Each academic year, the Ruth and Lee Munroe Center for Social Inquiry continues the pursuit of interdisciplinary learning and public inquiry embodied by the lives and service of two of Pitzer’s most distinguished and beloved professors Robert “Lee” Munroe, research professor of anthropology, and the late Ruth Hagberg Munroe.
The Center sponsors a themed series of events, including lectures, seminars, panel discussions, exhibitions, screenings, and performances.
The theme for the 2014-15 academic year is Virus: Mindless, Efficient and without Morals.
“A virus has no morals.” This is the title of a 1986 black comedy about AIDS by the German filmmaker, Rosa von Pronheim. While much has changed about the understandings, experiences, and politics of viruses since the earliest days of the AIDS pandemic in the 1980s, it remains definitive that it is people, cultures, governments, scientists and artists who engender the “morals” and “conscience” of these powerful, if unthinking agents. AIDS artist and activist, Gregg Bordowitz more recently wrote: “AIDS is a mindless repetition, an automatic self-reproduction. Emotionless, without conscience or consciousness, inhuman. A force of nature.”

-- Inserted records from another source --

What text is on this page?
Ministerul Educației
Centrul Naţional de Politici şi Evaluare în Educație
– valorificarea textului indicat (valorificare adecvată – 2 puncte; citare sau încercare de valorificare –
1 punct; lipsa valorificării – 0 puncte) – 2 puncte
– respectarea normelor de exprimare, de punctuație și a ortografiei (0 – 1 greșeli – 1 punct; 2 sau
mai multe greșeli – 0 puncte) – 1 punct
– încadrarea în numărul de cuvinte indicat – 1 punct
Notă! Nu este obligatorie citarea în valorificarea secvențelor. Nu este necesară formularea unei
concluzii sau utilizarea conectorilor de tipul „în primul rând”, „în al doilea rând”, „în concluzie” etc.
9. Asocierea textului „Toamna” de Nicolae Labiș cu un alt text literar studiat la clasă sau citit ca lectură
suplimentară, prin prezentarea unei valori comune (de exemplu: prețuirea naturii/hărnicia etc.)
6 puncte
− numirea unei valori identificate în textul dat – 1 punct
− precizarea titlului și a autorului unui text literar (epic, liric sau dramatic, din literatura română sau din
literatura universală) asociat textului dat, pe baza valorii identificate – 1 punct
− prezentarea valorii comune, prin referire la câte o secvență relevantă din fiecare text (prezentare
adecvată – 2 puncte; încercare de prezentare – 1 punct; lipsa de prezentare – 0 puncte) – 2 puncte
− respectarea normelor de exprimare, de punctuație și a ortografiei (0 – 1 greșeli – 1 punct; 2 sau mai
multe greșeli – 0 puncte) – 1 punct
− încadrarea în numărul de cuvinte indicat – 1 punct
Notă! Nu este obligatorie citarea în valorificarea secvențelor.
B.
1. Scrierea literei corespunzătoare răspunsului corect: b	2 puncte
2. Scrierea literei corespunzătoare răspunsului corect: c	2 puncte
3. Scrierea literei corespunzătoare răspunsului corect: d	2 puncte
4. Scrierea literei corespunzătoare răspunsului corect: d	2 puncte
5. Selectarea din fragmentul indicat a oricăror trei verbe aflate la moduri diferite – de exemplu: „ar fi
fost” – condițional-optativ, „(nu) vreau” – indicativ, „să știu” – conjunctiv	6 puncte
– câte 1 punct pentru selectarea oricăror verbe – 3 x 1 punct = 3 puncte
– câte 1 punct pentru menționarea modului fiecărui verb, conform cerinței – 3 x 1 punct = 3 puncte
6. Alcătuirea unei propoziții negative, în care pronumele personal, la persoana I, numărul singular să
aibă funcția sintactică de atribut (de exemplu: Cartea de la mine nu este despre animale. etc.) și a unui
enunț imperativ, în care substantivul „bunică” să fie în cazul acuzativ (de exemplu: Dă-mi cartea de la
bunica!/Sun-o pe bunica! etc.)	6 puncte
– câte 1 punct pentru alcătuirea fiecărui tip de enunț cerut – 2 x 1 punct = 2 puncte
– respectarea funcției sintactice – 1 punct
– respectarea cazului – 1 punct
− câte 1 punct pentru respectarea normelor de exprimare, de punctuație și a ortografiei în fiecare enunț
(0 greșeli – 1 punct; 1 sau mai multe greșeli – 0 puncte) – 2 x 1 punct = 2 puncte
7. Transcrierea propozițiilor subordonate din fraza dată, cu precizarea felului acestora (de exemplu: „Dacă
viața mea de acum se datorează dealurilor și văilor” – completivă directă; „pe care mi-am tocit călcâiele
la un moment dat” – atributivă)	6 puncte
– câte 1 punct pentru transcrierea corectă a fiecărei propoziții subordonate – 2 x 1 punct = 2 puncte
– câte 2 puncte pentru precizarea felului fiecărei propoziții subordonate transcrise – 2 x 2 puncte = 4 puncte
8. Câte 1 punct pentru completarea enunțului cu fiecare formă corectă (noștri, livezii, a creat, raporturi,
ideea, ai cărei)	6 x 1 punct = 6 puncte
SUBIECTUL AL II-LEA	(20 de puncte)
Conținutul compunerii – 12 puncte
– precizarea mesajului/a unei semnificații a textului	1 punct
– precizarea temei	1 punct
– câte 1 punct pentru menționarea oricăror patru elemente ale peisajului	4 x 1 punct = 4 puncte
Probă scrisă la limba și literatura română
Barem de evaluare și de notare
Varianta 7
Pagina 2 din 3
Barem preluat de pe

For 2014-2105, MCSI will invite prominent scholars, artists, and activists across a range of disciplines, to help us understand both the natural and human forces that define, use, are used by, and try to control viruses. If “AIDS is a crisis of connections,” according to curator John Chaich, then one of the primary goals of MCSI’s year of programming on VIRUS will be to address viral crises by making connections across virology, performance, psychoanalysis, public health, photography, poetry, video, critical Internet studies, environmental analysis and other fields that morally, emotionally, and with conscience engage with the virus, the viral, the sprawl, and the many similar repetitious functions that mindlessly spread illness, pollution, power, or ideas in contemporary culture.
The Director for 2013-17 is Professor Alexandra Juhasz.